According to the Joe at T56rebuilds they lost over a half second when they installed their aluminum fw, probably off the launch but then again look at the people here who say they are cutting the same 60s when they went aluminum. I think it would come down in how you drive the car, I'm sure it's something that you could adapt to.
__________________ '01 Camaro SS 6M #1917
Lid and longtubes, strano suspension, and UMI tubular front end.
Considering your low 13 second ETs id have to say the heavier steel would be better for you.

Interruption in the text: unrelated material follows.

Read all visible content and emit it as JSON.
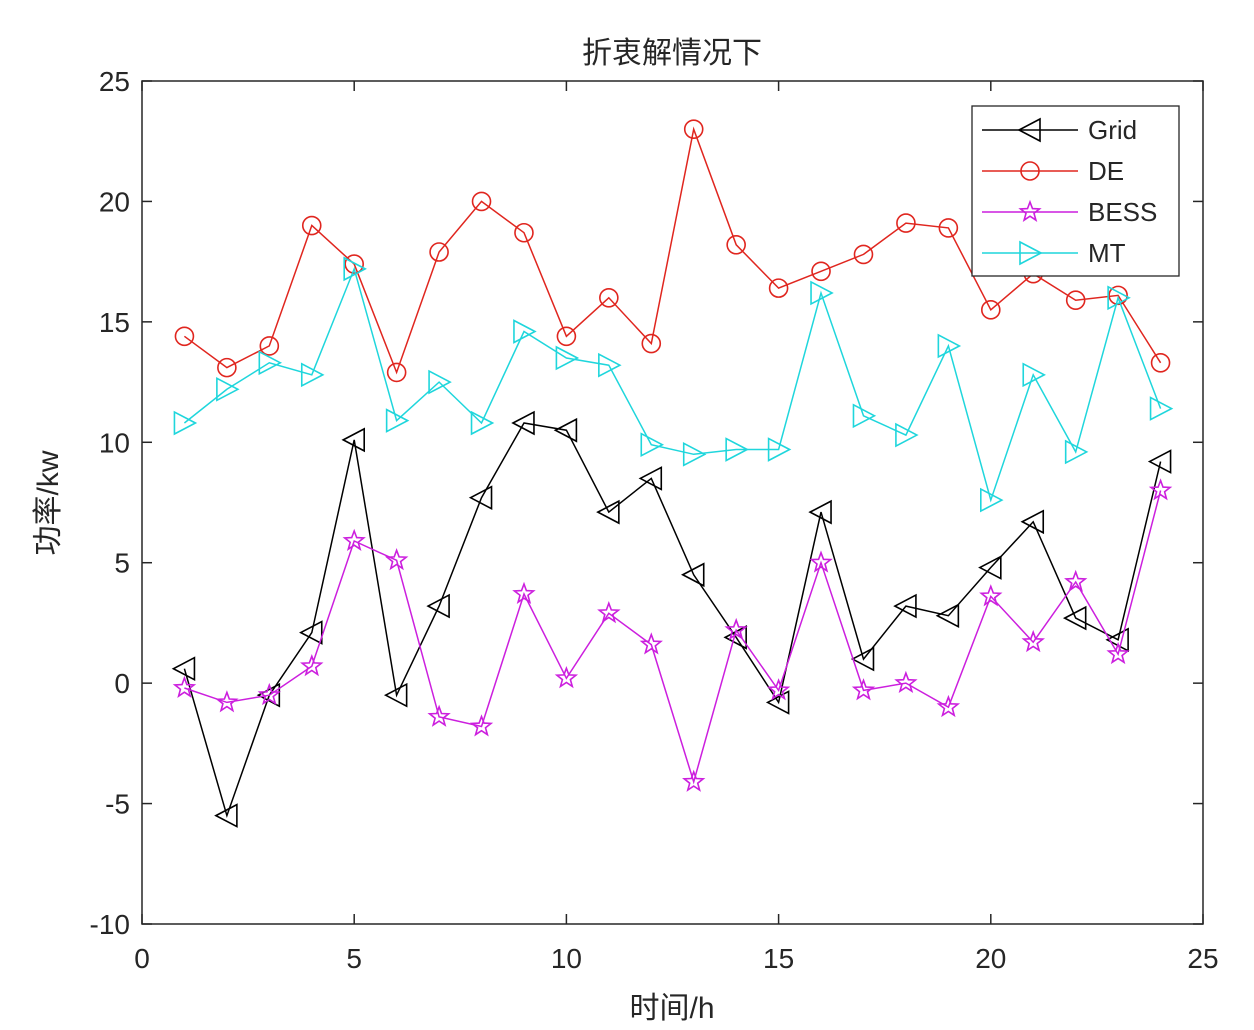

Unless your planning a huge buildup any time in the near future. Itll drive nicer and hit the gears hard which is fun but a lil harsher on the rearend.
i dont plan on any 10sec track only car, just a bolt on car with hopefully at least a cam, i guess i will just leave the stocker because if an aluminum was so great we wouldnt be having these kind of debates, so i guesss there is really nothing to gain.
Considering your low 13 second ETs id have to say the heavier steel would be better for you. Unless your planning a huge buildup any time in the near future. Itll drive nicer and hit the gears hard which is fun but a lil harsher on the rearend.
yup
__________________ 99 Camaro, M6 SOLD
previously... 383 11:1; 10.75 @ 127, 1.47 60' 3450lbs
up in flames... 408 12.85:1, M6 10.52 @ 130 1.42; 10.12 @ 137 on a 100 shot. 3469 lbs
Silverado SS - 14.20 @ 93.1 2.08 60' SOLD 05 Mustang Black 13.47 @ 102 1.83 60' SOLD
I road race drag and autoX. I've yet to do any road/autoX in my camaro though.
In my hatch it helped a ton and was awesome on a daily driver now that car makes around 140 ft lbs of torque *its alot for a 1.8L stop laughing...* Drag i had no problem launching it on slicks or streets.
My camaro will be mainly driven on the street with track events here and there its way nicer to autoX road race with and i liked it better to drag with my 60fts never changed.
I hope to upgrade to one quite soon on my camaro. I think unless you are just draging aluim is the way to go.
did you get a rear yet? If not don't even think about trying to get a good 60ft.with the 10 bolt. Your better off with your stock flywheel. Everyone already made all the good points why, but I didn't read anywhere that you had changed your stock rear yet
Works fine for a daily driver or a racer. Adjust your launch at the dragstrip. Learn how to modulate the throttle better during shifts if you're worried about dropping RPM's between gears.